Brand of chocolate bar

Mimi Chocolate was a Bangladeshi brand of chocolate bar and chewing gum manufactured by Mimi Chocolate Ltd. It was introduced in Bangladesh in 1965. The company's chocolate products were first available in the country, so Mimi Chocolate was the first chocolate brand in Bangladesh. It had monopoly market in chocolate bar industry of Bangladesh.

==History==
It was established on 4046.856 square meter industrial plot. After the independence of Bangladesh, Bangladesh Freedom Fighter Welfare Trust acquired Mimi Chocolate Limited which was situated in Tejgaon Industrial Area. Mimi Chocolate was successful in business because in that time there was a few chocolate brand in Bangladesh. There was less chance to import foreign chocolate products. That's why for 18 years Mimi Chocolate was popular chocolate brand. In 1990s, Mimi used to sell chocolate bars and chewing gum with an annual value of at least Tk 6 crore.

==Product==
As products, Mimi sold chocolate bars and chewing gum. The chocolate bars were packaged in brown paper.

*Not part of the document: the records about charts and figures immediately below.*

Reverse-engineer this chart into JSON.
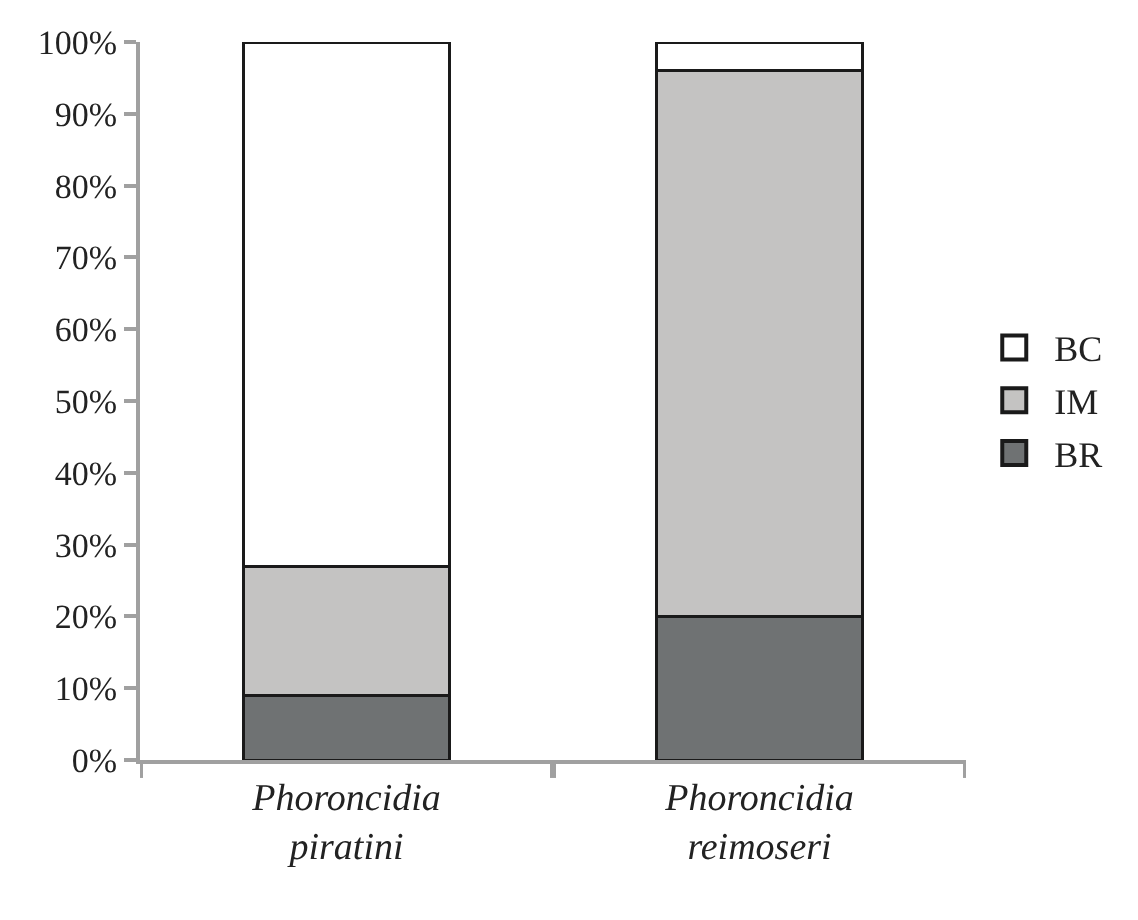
{
  "chart_data": {
    "type": "bar",
    "stacked": true,
    "categories": [
      "Phoroncidia piratini",
      "Phoroncidia reimoseri"
    ],
    "series": [
      {
        "name": "BR",
        "color": "#6f7273",
        "values": [
          9,
          20
        ]
      },
      {
        "name": "IM",
        "color": "#c4c3c2",
        "values": [
          18,
          76
        ]
      },
      {
        "name": "BC",
        "color": "#ffffff",
        "values": [
          73,
          4
        ]
      }
    ],
    "ylim": [
      0,
      100
    ],
    "yticks": [
      {
        "value": 0,
        "label": "0%"
      },
      {
        "value": 10,
        "label": "10%"
      },
      {
        "value": 20,
        "label": "20%"
      },
      {
        "value": 30,
        "label": "30%"
      },
      {
        "value": 40,
        "label": "40%"
      },
      {
        "value": 50,
        "label": "50%"
      },
      {
        "value": 60,
        "label": "60%"
      },
      {
        "value": 70,
        "label": "70%"
      },
      {
        "value": 80,
        "label": "80%"
      },
      {
        "value": 90,
        "label": "90%"
      },
      {
        "value": 100,
        "label": "100%"
      }
    ],
    "legend": "right"
  }
}
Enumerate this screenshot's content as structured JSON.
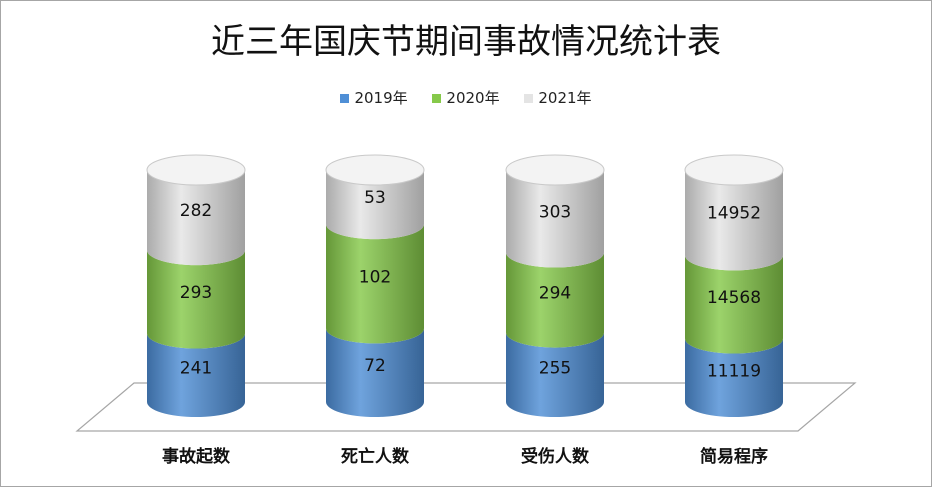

There were two flavours of Mimi chocolate bar:
- Milk flavour
- Orange flavour

==Advertising==
A TV commercial of Mimi Chocolate was broadcast in BTV, which was the only television of that time. The promotional activity of Mimi Chocolate was quite weak. They did not intensify their promotional activities because of less competitors.

==Discontinuation==
17 years later, the company started to collapse due to many issues. The difference between the price of the product and its cost gradually decreases for its outdated machines. In 2000 its difference went to highest point. In 2009, Its operational activities were stopped but opened again. But it couldn’t cope up with competitors and solve its issues. In 2018, Mimi Chocolate Limited was closed permanently.